Some weeks ago a superb picture was posted here on LinkedIn that inspired me. It is a really catchy way of capturing the three qualities that matter to me in my consulting work. 3CAdvisory is about Control, Capacity & Cost. I believe you can align all three of those things.


There is a right way to go about infrastructure in banks and a wrong way. Let’s start with the wrong way. If you only manage cost and want things cheap, you might get some capacity; at current rates offshore resources are about 1/3rd the price of onshore ones for the same price. Swapping expensive onshore for cheaper offshore or even near-shore resources, at maybe 1/2 the price, will not buy you any more Capacity. Just cutting costs by moving the work offshore offers no certainty around Control. Doing things cheaper in a distant location will instantly add the challenge of liaison to the problem.

An example from days at Goldman Sachs might illustrate the point. Following the profit meltdown of 1994, following a Jon Corzine driven losing bet in fixed income, the Goldman partners were behaving as if incarceration in the local poor house was imminent. The Operations partner at the time suggested we reduce the local Swiss team from 7 to 6 and then move 3 of those 6 jobs to London. I pushed back on that one and actually won. My objections were that with 3 team members in each of two locations, lots of time would be needed for liaison. In a small team that would hurt and also, at the Zurich end, having a small team of 3 was not a good prospect to sell prospective team members. “Join our small team of 3” has a very limited appeal, even at Goldman Sachs.

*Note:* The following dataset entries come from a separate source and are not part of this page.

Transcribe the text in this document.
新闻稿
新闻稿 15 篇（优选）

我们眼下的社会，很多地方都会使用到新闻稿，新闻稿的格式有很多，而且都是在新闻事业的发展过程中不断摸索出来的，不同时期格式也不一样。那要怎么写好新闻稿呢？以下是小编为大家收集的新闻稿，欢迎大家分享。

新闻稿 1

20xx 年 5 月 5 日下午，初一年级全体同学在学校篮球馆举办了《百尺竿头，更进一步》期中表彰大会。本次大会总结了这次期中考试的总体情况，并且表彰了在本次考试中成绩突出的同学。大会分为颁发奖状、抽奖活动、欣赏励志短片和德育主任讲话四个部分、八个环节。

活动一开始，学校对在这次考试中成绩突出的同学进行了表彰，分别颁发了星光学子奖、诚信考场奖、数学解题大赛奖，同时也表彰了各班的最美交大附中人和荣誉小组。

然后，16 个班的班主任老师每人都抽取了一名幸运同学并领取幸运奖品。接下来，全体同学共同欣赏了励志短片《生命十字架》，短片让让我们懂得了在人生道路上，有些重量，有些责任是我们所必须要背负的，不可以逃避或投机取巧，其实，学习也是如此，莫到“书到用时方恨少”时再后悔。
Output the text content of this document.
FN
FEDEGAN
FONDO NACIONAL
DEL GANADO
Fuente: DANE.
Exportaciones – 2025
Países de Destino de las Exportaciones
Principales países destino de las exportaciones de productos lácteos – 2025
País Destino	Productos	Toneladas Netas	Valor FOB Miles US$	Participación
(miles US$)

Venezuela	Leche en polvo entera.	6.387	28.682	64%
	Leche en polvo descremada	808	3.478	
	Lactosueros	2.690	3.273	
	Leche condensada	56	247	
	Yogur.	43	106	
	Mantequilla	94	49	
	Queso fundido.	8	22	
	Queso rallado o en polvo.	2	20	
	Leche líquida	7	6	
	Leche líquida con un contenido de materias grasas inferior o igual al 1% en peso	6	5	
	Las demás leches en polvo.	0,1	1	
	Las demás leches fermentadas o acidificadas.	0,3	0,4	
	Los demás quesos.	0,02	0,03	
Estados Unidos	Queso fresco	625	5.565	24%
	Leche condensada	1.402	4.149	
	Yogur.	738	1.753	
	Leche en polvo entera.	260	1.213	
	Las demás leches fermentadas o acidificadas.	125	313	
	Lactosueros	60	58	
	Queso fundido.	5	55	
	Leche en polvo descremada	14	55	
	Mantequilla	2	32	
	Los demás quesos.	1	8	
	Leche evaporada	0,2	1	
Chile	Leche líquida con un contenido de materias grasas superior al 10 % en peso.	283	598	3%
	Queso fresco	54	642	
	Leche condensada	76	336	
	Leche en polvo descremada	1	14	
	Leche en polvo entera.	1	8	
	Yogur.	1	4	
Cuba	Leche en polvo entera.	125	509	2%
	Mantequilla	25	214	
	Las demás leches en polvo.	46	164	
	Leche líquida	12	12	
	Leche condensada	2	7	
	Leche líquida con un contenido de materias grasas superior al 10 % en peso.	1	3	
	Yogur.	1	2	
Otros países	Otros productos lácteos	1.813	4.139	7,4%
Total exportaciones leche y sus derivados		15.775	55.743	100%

Just addressing Capacity also has its pitfalls. In conversations with my IT colleagues, a recurring thought on resources and priorities is that “Nine women can not make a baby in a month”: Completely politically incorrect, but more catching than decreasing marginal returns. The point is a simple one; once you are in the middle of something, just throwing more people at a problem with the same tools will rarely yield linear improvements. Each extra person will add less and less value.

Addressing Control is the place to start to drive success. With the right processes and tools, the Controls around a business will be solid. That drives Capacity by increasing productivity. If that goes up, then at constant volumes, costs can come down. Now, real life is not quite that simple; you might for example have a small team, say of 5 people. If you can do something about Control and increase capacity, so you have a 10% improvement, it might be somewhere between hard and impossible to lose 1/2 a head. So you can’t easily do the same for less. But, at the very least, you can do more for the same. Now if you have really good Control with fabulously well structured processes and procedures and super tools, then that is a good foundation for off or near-shoring.




Lessons Learned: Good = Control. If you do that right you have Capacity = Fast (or at least in the time available). If you have Control and Capacity, then you have the cases to be CHEAP = Cost.